Bei dieser Sachlage ist es in gleicher Weise wie im Verfahren Az. 22 A 94.40014 u.a. unter dem Blickwinkel des Art. 19 Abs. 4 GG angezeigt, die Anfechtungskläger möglichst keinem für sie kaum kalkulierbaren Kostenrisiko aus der Zuziehung externer Sachverständiger durch die Genehmigungsbehörde auszusetzen.
Diese Erwägungen bedeuten in keiner Weise, dass der Beklagten die Einschaltung der Herren Dr. ********* und Dr. ***** zum Vorwurf gemacht wird. Zweifellos hat die Einschaltung dieser externen Sachverständigen die Argumentationsarbeit der Beklagten vereinfacht, beschleunigt und verbessert und ist daher, wie der Verwaltungsgerichtshof im Beschluss vom 21. November 1996 formuliert hat, als Ausdruck staatspolitischer Verantwortung uneingeschränkt positiv zu bewerten. Wie der Verwaltungsgerichtshof seinerzeit entschieden hat und woran festzuhalten ist, rechtfertigt dies aber nicht die Abwälzung der Kosten auf den Prozessgegner. Anders könnte allenfalls dann entschieden werden, wenn die Beklagte ohne den fachlichen Beistand der Herren Dr. ********* und Dr. ***** dem Vorbringen der Kläger fachlich nicht gewachsen gewesen wäre; dies behauptet die Beklagte aber selbst nicht und wäre auch schwerlich nachvollziehbar.

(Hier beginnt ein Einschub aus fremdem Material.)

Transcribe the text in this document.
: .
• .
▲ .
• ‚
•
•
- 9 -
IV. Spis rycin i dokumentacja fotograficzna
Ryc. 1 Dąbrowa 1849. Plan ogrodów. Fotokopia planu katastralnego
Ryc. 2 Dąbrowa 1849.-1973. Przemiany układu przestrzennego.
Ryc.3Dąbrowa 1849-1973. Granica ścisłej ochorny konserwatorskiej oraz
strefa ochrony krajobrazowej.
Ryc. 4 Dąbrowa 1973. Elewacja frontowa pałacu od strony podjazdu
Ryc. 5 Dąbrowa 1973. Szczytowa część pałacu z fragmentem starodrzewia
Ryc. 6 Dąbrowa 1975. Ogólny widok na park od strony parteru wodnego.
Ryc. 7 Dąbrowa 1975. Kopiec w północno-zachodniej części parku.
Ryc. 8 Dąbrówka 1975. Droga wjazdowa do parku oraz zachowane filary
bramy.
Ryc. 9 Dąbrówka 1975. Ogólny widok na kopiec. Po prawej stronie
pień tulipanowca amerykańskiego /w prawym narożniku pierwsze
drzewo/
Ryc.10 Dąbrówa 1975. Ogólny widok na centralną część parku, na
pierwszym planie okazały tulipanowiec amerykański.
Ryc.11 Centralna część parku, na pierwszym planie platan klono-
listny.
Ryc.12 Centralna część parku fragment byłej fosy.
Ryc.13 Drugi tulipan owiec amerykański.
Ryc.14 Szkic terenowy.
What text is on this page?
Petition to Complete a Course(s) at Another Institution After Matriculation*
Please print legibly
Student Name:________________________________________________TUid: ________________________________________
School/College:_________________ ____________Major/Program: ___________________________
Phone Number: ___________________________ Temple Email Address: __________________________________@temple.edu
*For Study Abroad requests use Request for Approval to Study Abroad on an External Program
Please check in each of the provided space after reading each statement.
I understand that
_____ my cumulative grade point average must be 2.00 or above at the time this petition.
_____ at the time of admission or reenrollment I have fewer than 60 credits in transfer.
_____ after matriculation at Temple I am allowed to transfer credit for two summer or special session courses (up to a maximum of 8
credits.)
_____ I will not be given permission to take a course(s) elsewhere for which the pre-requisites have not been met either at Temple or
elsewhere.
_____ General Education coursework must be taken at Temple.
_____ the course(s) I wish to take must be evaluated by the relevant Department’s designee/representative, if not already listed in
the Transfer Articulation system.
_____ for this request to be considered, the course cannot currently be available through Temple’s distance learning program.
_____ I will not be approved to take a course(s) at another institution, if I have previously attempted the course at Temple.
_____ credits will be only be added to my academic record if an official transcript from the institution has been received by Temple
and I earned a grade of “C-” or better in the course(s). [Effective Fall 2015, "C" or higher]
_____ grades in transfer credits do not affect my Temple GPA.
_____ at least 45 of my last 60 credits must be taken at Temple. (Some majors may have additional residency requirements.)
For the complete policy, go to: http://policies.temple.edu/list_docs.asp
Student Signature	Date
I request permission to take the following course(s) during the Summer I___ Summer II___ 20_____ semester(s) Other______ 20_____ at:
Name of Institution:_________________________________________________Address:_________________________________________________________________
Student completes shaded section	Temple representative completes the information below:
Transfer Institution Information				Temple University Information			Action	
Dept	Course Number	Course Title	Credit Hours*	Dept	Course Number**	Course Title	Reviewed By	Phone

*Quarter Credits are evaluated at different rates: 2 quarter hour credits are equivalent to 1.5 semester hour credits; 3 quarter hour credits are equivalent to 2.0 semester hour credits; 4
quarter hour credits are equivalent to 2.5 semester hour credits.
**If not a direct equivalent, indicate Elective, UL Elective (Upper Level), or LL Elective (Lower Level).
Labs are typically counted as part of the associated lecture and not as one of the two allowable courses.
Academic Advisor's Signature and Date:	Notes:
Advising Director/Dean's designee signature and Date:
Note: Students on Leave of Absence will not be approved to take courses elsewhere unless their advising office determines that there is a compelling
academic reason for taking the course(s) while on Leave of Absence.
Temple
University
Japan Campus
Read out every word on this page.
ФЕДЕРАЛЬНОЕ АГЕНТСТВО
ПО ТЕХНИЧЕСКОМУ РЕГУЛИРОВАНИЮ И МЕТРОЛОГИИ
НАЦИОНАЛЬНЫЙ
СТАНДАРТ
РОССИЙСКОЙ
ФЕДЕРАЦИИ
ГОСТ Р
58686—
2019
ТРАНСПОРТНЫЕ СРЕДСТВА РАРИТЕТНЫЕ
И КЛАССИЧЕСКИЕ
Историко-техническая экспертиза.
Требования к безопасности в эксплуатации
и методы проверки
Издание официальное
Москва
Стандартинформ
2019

Der Beklagten ist darin zuzustimmen, dass der vorliegende Fall insofern Besonderheiten aufweist, als er durch Geheimhaltungsbedürfnisse aus betrieblichen Gründen und vor allem aus Sicherheitsgründen gekennzeichnet ist. Indes rechtfertigt auch dieser besondere Aspekt nicht die Abwälzung durch ihn bedingter Kosten auf den unterlegenen Prozessgegner. Es trifft zwar zu, dass der Verwaltungsgerichtshof die Beklagte zur Vorlage weiterer Unterlagen aufgefordert hat. Soweit die Vorlage weiterer Unterlagen von der Beklagten verweigert worden ist oder aufgrund von Schwärzungen bestimmter Passagen nur eingeschränkt erfolgt ist, hat die Beklagte sich zu den Inhalten der nicht vorgelegten Dokumente schriftsätzlich geäußert und den Inhalt in Teilen verbal umschrieben. Demgemäß hat die Beklagte in einer ersten mündlichen Verhandlung in den Parallelverfahren 22 A 03.40019, 22 A 03.40020 und 22 A 03.40021 vom 12. November 2004 ergänzende Ausführungen "bezüglich der Plausibilität der Ergebnisse" angeboten, die dann auch erfolgt sind. Der Beklagten mag in diesem Zusammenhang auch in der mündlichen Verhandlung vom 13. bis zum 15. Dezember 2005 eine schwierige Gratwanderung oblegen sein, und zwar zwischen dem Bestreben, den Verwaltungsgerichtshof so weitgehend zu informieren, dass er seine Kontrollfunktion erfüllen konnte, und dem Bestreben, Geheimhaltungserfordernissen aus Sicherheitsgründen hinreichend Rechnung zu tragen. Es ist aber zum einen nicht deutlich geworden, dass es gerade hierbei des Einsatzes der Herren Dr. ********* und Dr. ***** bedurft hat und dass insofern nicht der Sachverstand eigener Sicherheitsbehörden der Beklagten ausgereicht hätte. Entscheidend ist jedoch, dass der Grund für diese Schwierigkeiten der Beklagten nicht in der Rechtsverteidigung gegen die Angriffe der Kläger lag, sondern in Sicherheitsinteressen der Allgemeinheit, die ihre Ursache nicht in dem Rechtsschutzbegehren der Kläger haben. Eine Überwälzung der hierdurch ausgelösten Kosten auf die Kläger kommt daher nicht in Betracht.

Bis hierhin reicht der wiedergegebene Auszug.